It’s tough to tell a story when everybody already knows the ending, and it’s even tougher when you can’t make the story suspenseful throughout it. But when it comes to ‘Foxcatcher’ it’s a bit in-between, this movie is grey and sad all throughout it, there is very little color and it rarely changes tones. Marked by two fantastic performances its tough to see the silver lining in Foxcatcher, John du Pont (Steve Carell) invites Olympic wrestler Mark Schultz (Channing Tatum) to move to his estate and help form a wrestling team for the 1988 Olympics, the reason he does so is because he wants to succeed outside of his brother’s (Mark Ruffalo) shadow.
Right off the bat, Steve Carell is one creepy mother fucker in this movie, he isn’t a bad guy or a villain, he is just straight up unsettling and he plays it perfectly just like his weird nose.
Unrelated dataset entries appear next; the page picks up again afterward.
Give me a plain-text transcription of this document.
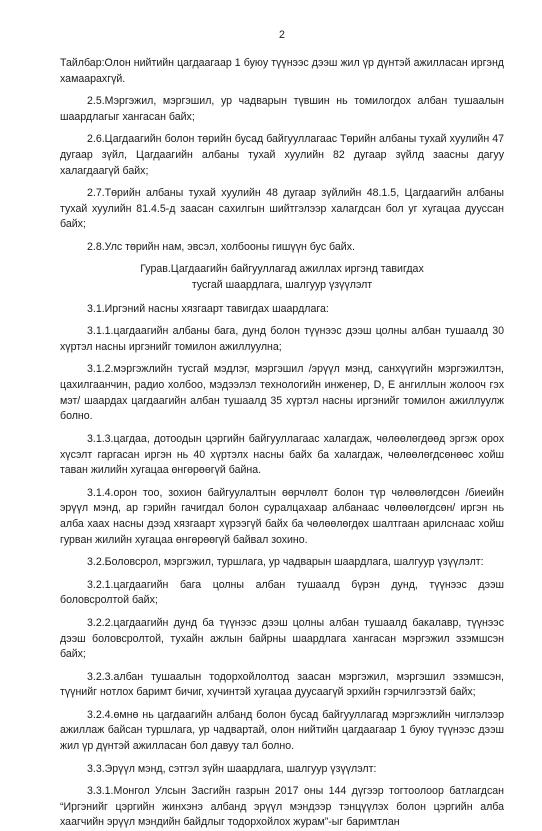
2

Тайлбар:Олон нийтийн цагдаагаар 1 буюу түүнээс дээш жил үр дүнтэй ажилласан иргэнд хамаарахгүй.

2.5.Мэргэжил, мэргэшил, ур чадварын түвшин нь томилогдох албан тушаалын шаардлагыг хангасан байх;

2.6.Цагдаагийн болон төрийн бусад байгууллагаас Төрийн албаны тухай хуулийн 47 дугаар зүйл, Цагдаагийн албаны тухай хуулийн 82 дугаар зүйлд заасны дагуу халагдаагүй байх;

2.7.Төрийн албаны тухай хуулийн 48 дугаар зүйлийн 48.1.5, Цагдаагийн албаны тухай хуулийн 81.4.5-д заасан сахилгын шийтгэлээр халагдсан бол уг хугацаа дууссан байх;

2.8.Улс төрийн нам, эвсэл, холбооны гишүүн бус байх.

Гурав.Цагдаагийн байгууллагад ажиллах иргэнд тавигдах
тусгай шаардлага, шалгуур үзүүлэлт

3.1.Иргэний насны хязгаарт тавигдах шаардлага:

3.1.1.цагдаагийн албаны бага, дунд болон түүнээс дээш цолны албан тушаалд 30 хүртэл насны иргэнийг томилон ажиллуулна;

3.1.2.мэргэжлийн тусгай мэдлэг, мэргэшил /эрүүл мэнд, санхүүгийн мэргэжилтэн, цахилгаанчин, радио холбоо, мэдээлэл технологийн инженер, D, E ангиллын жолооч гэх мэт/ шаардах цагдаагийн албан тушаалд 35 хүртэл насны иргэнийг томилон ажиллуулж болно.

3.1.3.цагдаа, дотоодын цэргийн байгууллагаас халагдаж, чөлөөлөгдөөд эргэж орох хүсэлт гаргасан иргэн нь 40 хүртэлх насны байх ба халагдаж, чөлөөлөгдсөнөөс хойш таван жилийн хугацаа өнгөрөөгүй байна.

3.1.4.орон тоо, зохион байгуулалтын өөрчлөлт болон түр чөлөөлөгдсөн /биеийн эрүүл мэнд, ар гэрийн гачигдал болон суралцахаар албанаас чөлөөлөгдсөн/ иргэн нь алба хаах насны дээд хязгаарт хүрээгүй байх ба чөлөөлөгдөх шалтгаан арилснаас хойш гурван жилийн хугацаа өнгөрөөгүй байвал зохино.

3.2.Боловсрол, мэргэжил, туршлага, ур чадварын шаардлага, шалгуур үзүүлэлт:

3.2.1.цагдаагийн бага цолны албан тушаалд бүрэн дунд, түүнээс дээш боловсролтой байх;

3.2.2.цагдаагийн дунд ба түүнээс дээш цолны албан тушаалд бакалавр, түүнээс дээш боловсролтой, тухайн ажлын байрны шаардлага хангасан мэргэжил эзэмшсэн байх;

3.2.3.албан тушаалын тодорхойлолтод заасан мэргэжил, мэргэшил эзэмшсэн, түүнийг нотлох баримт бичиг, хүчинтэй хугацаа дуусаагүй эрхийн гэрчилгээтэй байх;

3.2.4.өмнө нь цагдаагийн албанд болон бусад байгууллагад мэргэжлийн чиглэлээр ажиллаж байсан туршлага, ур чадвартай, олон нийтийн цагдаагаар 1 буюу түүнээс дээш жил үр дүнтэй ажилласан бол давуу тал болно.

3.3.Эрүүл мэнд, сэтгэл зүйн шаардлага, шалгуур үзүүлэлт:

3.3.1.Монгол Улсын Засгийн газрын 2017 оны 144 дүгээр тогтоолоор батлагдсан “Иргэнийг цэргийн жинхэнэ албанд эрүүл мэндээр тэнцүүлэх болон цэргийн алба хаагчийн эрүүл мэндийн байдлыг тодорхойлох журам”-ыг баримтлан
The more striking thing in his performance is the level of insane or not insane he tends to balance throughout the whole movie, you feel as though something awful is going to happen and even when it does you’re still a bit shocked. But that’s not all on Carell’s shoulders it’s also a credit to the director (Bennett Miller) to keep him that unusual throughout the movie until its necessary, but just like his past movies (“Money Ball” and “Capote”) it’s up for debate as to the truth of these true stories.
My other favorite performance that I wasn’t expecting to love was Mark Ruffalo, he was given a lot more to do than I was expecting and he becomes a lovable older brother by the end, I truly felt like he just wanted the best for his younger brother who appears to be having a break down away from him, it’s a very well built arc for a character that we don’t get to meet a lot. Channing Tatum on the other hand is almost the opposite; he’s on screen a lot and is really boring, which is surprising because he’s proven himself to hold the screen and be interesting before, but this role certainly takes it down a peg or two.
I wish I could recommend the movie more, but unless you like sad, grey, “true stories” there isn’t much outside of some amazing performances, even when I try and think back to specific places or environment’s I can’t think of any that stand out, sure the ranch is a cool location buts covered in fog and we spend a lot of the movie there in the first place. I enjoyed Money Ball even with all it’s dramatizing of mundane moments, but this feels a step to far in that direction, Carell and Ruffalo are Great but not much else outside of them stands out.